В самом деле, в вольные 1990-е годы публицисты порицали Мандельштама и за «инвективу» (одобряя ее только как «поступок»), и за отказ от нее, потому что стихи, мол, — и обличительные, и хвалебные — «невысокой пробы» и не достойны их автора. Такой ложный эстетизм характерен для эпохи рассчитанного или невольного дурного вкуса в той же мере, что и преувеличенная похвала стихотворению «Когда б я уголь взял для высшей похвалы…» как лучшим стихам Мандельштама или, наоборот, сожаление по поводу того, что оно было опубликовано, а не уничтожено.
Весь этот спор пластических философов об изящном заставлял вспомнить издевательскую шутку Мандельштама: «Критики Маяковского имеют к нему такое же отношение, как старуха, лечившая эллинов от паховой грыжи, к Гераклу». Никто еще не проанализировал смысла этих слов, относящихся, судя по контексту, к «силачам, поднимающим картонные гири» — и все-таки наживающим грыжу.

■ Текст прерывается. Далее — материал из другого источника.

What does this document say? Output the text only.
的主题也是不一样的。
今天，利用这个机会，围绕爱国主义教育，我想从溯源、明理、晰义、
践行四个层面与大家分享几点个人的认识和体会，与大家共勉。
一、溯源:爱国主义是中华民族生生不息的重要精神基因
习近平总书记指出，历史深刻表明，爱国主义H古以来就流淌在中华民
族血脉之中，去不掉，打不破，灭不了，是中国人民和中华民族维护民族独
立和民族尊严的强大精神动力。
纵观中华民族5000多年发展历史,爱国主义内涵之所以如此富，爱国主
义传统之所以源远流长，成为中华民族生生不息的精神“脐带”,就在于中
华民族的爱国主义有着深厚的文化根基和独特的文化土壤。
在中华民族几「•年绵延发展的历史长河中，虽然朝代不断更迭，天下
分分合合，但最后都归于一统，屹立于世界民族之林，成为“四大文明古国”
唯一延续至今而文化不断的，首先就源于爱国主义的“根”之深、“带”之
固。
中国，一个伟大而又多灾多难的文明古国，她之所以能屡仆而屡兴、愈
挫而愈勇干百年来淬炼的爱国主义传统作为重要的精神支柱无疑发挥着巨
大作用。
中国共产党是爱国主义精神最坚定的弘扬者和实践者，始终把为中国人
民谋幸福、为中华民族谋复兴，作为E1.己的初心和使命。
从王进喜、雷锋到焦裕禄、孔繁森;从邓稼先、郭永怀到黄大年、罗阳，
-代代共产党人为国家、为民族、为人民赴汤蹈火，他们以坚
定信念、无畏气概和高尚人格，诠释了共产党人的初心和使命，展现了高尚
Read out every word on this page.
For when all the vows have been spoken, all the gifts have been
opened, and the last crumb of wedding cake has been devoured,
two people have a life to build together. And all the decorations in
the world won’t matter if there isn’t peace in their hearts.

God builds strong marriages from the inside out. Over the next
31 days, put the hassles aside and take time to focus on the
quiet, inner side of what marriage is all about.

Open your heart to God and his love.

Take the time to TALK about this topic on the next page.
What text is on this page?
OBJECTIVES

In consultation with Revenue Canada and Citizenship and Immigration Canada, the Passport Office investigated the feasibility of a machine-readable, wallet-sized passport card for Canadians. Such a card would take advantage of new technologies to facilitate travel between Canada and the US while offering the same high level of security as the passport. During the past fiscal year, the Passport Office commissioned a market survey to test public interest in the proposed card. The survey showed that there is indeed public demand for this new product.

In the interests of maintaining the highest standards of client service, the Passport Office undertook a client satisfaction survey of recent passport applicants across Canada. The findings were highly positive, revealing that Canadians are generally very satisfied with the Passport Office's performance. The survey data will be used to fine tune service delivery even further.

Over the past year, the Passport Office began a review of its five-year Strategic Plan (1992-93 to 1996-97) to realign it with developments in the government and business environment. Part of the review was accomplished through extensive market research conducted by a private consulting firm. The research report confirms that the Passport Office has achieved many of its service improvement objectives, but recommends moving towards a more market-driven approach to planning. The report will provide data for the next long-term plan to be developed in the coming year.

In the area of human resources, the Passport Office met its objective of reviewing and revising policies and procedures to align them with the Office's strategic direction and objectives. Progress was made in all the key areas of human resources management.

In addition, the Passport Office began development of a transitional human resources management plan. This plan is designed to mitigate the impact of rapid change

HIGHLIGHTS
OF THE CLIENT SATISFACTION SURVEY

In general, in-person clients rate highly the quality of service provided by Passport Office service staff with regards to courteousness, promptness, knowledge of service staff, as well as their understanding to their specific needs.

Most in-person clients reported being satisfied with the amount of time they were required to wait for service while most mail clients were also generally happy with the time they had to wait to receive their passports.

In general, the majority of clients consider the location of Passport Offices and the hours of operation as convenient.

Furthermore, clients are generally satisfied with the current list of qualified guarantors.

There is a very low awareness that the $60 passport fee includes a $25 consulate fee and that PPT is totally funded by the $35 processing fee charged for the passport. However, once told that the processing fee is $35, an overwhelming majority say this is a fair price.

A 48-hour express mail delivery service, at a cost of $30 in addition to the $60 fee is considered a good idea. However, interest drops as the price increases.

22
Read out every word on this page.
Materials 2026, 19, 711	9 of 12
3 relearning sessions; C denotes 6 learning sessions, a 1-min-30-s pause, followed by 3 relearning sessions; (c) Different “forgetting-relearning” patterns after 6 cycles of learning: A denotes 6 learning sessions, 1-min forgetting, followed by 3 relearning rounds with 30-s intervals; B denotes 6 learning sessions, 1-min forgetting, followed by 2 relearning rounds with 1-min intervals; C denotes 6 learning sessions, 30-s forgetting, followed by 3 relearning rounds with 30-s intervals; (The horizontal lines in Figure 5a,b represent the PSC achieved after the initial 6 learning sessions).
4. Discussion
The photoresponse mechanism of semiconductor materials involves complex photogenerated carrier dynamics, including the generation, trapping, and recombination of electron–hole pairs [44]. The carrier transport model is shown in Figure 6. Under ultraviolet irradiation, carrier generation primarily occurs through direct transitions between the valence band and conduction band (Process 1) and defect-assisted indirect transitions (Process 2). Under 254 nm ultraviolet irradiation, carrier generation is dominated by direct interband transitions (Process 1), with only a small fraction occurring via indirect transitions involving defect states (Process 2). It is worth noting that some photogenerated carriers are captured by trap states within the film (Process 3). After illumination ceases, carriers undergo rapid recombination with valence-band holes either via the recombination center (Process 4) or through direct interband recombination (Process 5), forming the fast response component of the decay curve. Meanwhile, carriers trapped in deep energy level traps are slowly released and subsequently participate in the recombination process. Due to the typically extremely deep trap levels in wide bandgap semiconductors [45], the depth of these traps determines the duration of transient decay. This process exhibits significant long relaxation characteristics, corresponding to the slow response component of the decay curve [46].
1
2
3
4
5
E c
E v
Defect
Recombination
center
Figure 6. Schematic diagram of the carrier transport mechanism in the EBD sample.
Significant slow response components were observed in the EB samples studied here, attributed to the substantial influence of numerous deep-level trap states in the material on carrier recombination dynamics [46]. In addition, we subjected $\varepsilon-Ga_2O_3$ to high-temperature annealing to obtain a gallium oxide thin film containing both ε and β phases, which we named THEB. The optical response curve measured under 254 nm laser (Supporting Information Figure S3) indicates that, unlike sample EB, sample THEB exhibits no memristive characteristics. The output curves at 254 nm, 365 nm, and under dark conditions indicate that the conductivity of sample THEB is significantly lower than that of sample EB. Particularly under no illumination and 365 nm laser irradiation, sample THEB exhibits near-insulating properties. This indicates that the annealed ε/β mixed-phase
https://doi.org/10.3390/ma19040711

Говорят: «бремя славы». Живому Безыменскому, о котором речь в этом отрывке из «Путешествия в Армению», в тягость была слава Маяковского.
«Что слава?» Отблеск ее языков озаряет головы заместителей. Нобелевскую премию получил не безнравственный и несомненный автор «Воскресения», а высокоидейный предполагаемый автор «Тихого Дона». Это не имеет культурного значения, потому что Толстой и без премий пребудет Толстым в русской и мировой литературе и нравственности. Значительно, к сожалению, что в истории России ниспровергателем Сталина останется шутовской Никита Хрущев, а не самоотверженный Рютин. Может быть, здесь причина того, что слава Сталина не превратилась в бесславие. Существует безжалостное стихотворение Слуцкого «Звонки», которое было опубликовано в 1988 году в журнале «Нева» и не включено, кажется, ни в один сборник Слуцкого. Оно не о Сталине, Пастернаке и Мандельштаме, а о славе: «Диктаторы звонят поэтам / по телефону / и задают вопросы. / Поэты, переполненные спесью, / и радостью, и страхом, / охотно отвечают, ощущая, / что отвечают чересчур охотно. // Диктаторы заходят в комитеты, / где с бранью, / криком, / угрозами, почти что с кулаками / помощники диктаторов решают / судьбу поэтов. / Диктаторы наводят справку. / — Такие-то, за то-то. / — О, как же, мы читали. / — И милостиво разрешают / продленье жизни. // Потом — черта. /А после, за чертою, / поэт становится цитатой / в речах державца, / листком в его венке лавровом, / становится подробностью эпохи. / Он ест, и пьет, и пишет. / Он посылает изредка посылки / тому поэту, / которому не позвонили. // Потом все это — / диктатора, поэта, честь и славу, / стихи, грехи, подвохи, охи, вздохи — / на сто столетий заливает лава / грядущей, следующей эпохи».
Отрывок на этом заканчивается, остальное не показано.